Simon Davidmann explored safety / security requirements for embedded systems, and the weaknesses of traditional approaches. Hypervisors are one possible solution; others include secure operating systems, secure memory partitions (secure MPU), Arm TrustZone, etc. But, no matter the solution implemented, testing is critical! He discussed how software simulation (instruction-accurate virtual platforms) help with debug and test, offering controllability, visibility, ease of deployment, ease of automation and real-time performance. Virtual platform solutions can include:

  • Hypervisor and OS-aware tools
  • Software analysis, e.g. code coverage, fault injection, memory monitoring
  • Custom assertion checkers
  • Power estimation (for analysis of differential power side channel attacks)

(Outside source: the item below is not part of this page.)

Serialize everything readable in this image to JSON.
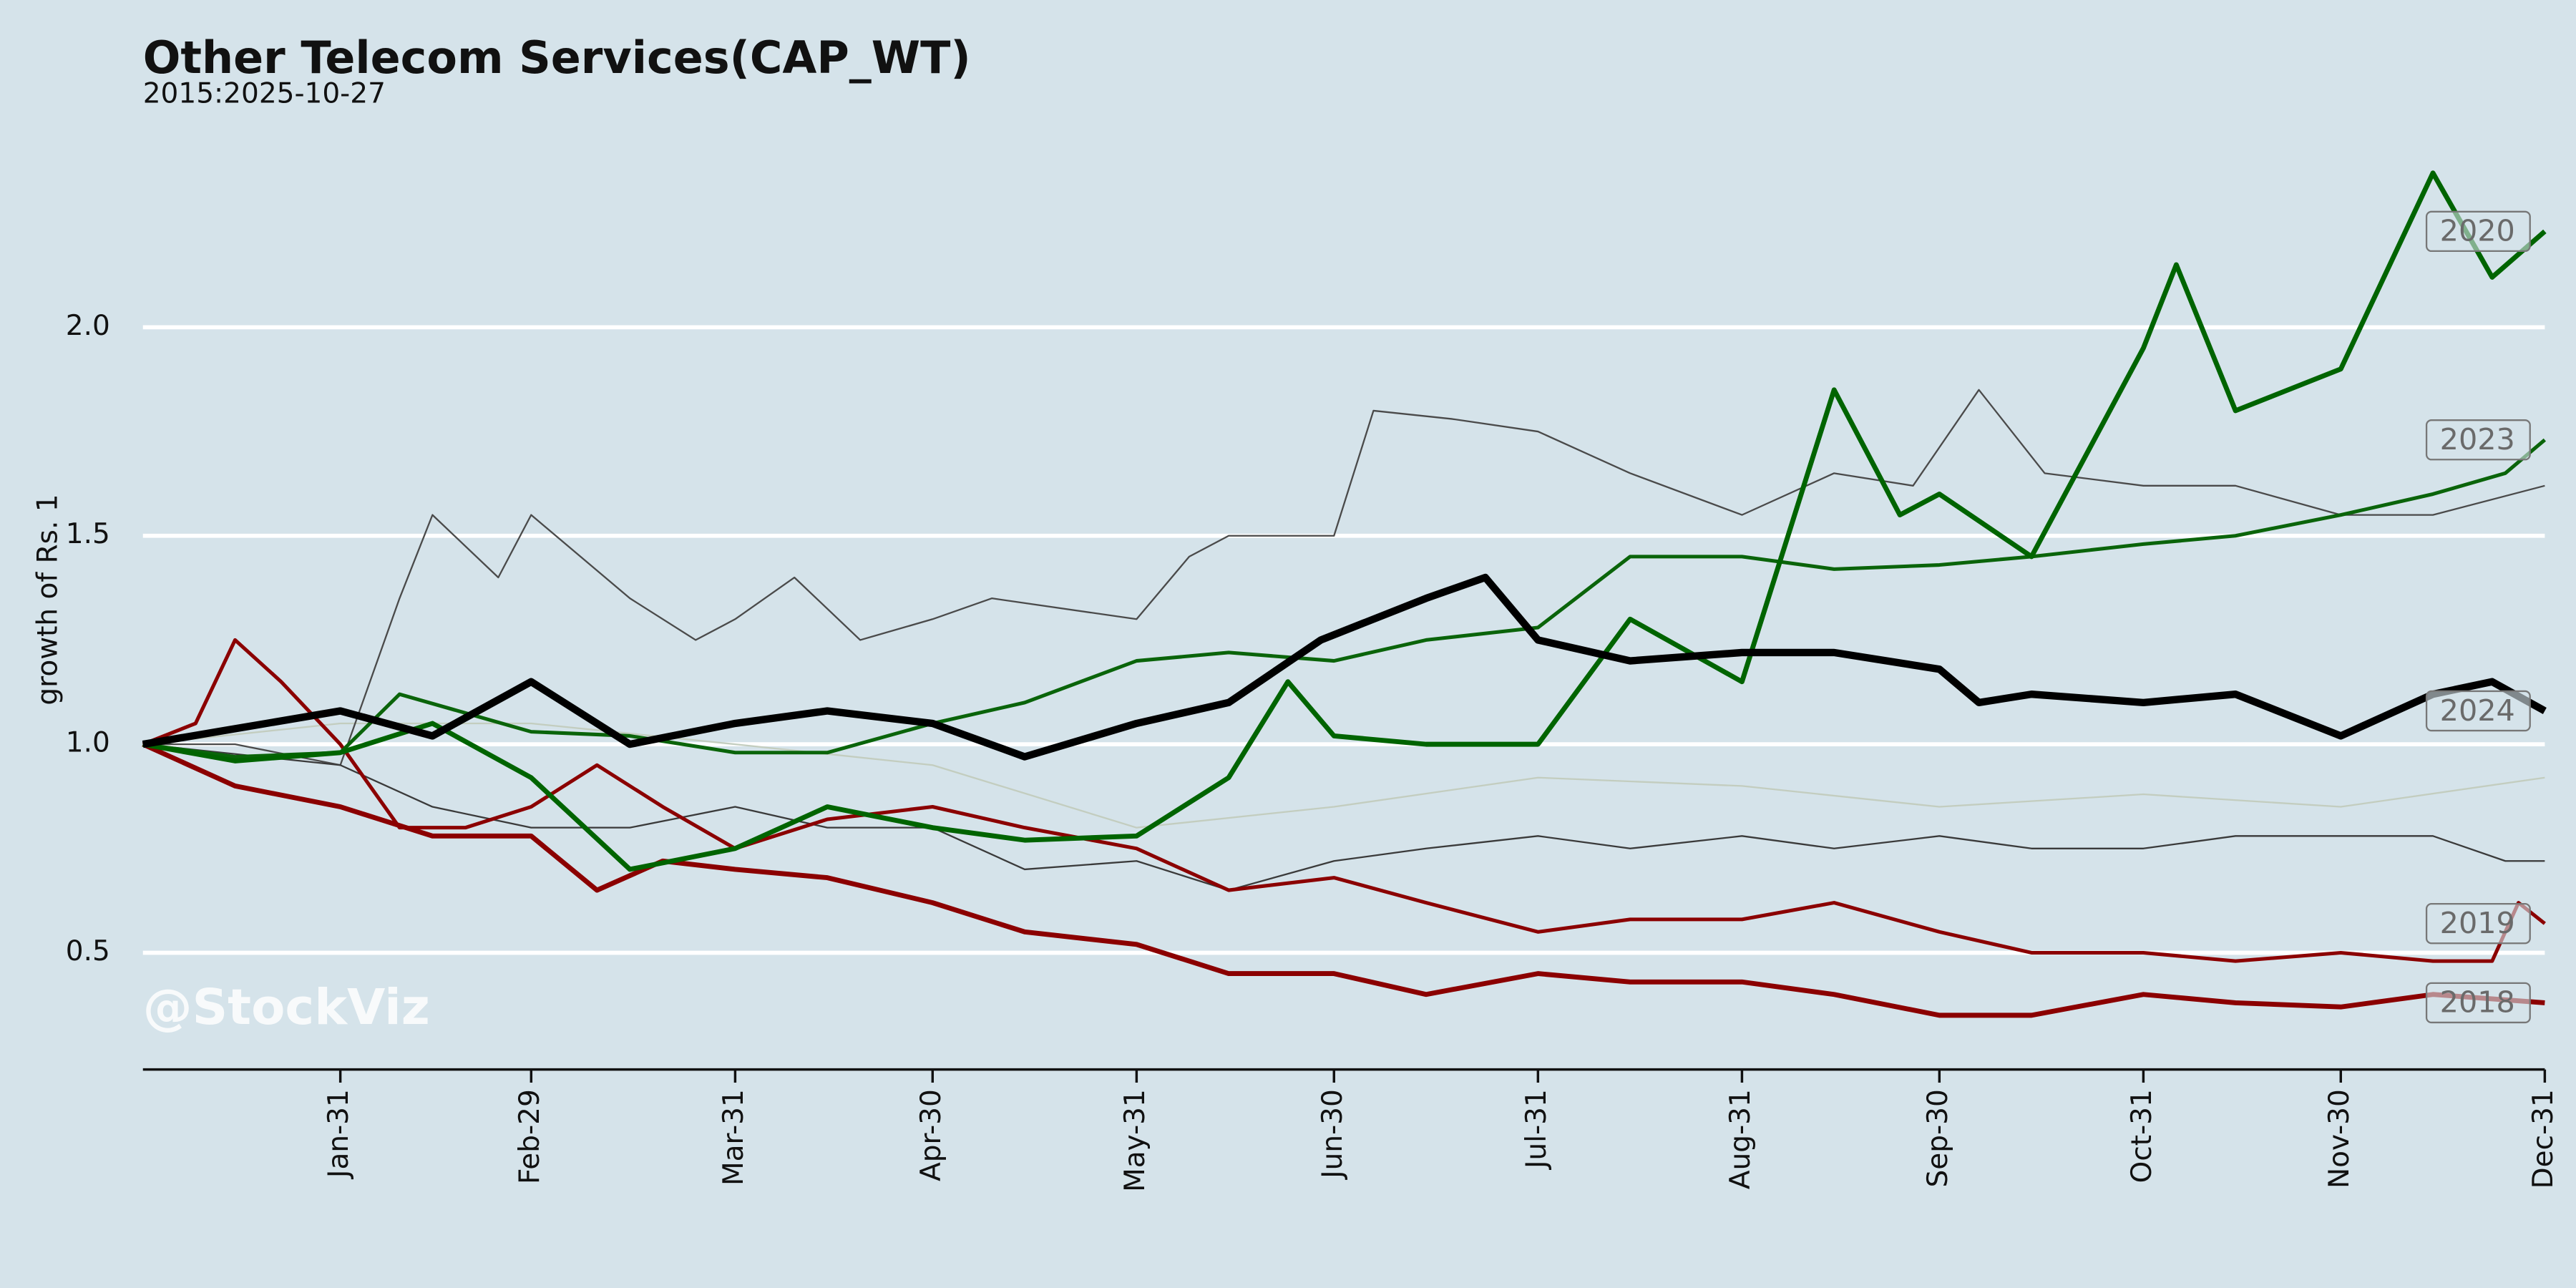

Cesare Garlati discussed how hypervisors extend secure zones to multiple security domains… so you don’t have to put all your secure eggs in one secure basket. He compared a prpl Hypervisor IoT use case (no MMU) with a prpl Hypervisor Linux use case – OpenWRT.

After a lively give-and-take, the panel concluded that yes, hypervisors are indeed essential for emerging security requirements. As Cesare commented to audience laughter, “Even Washington D.C. recognizes the importance of security!”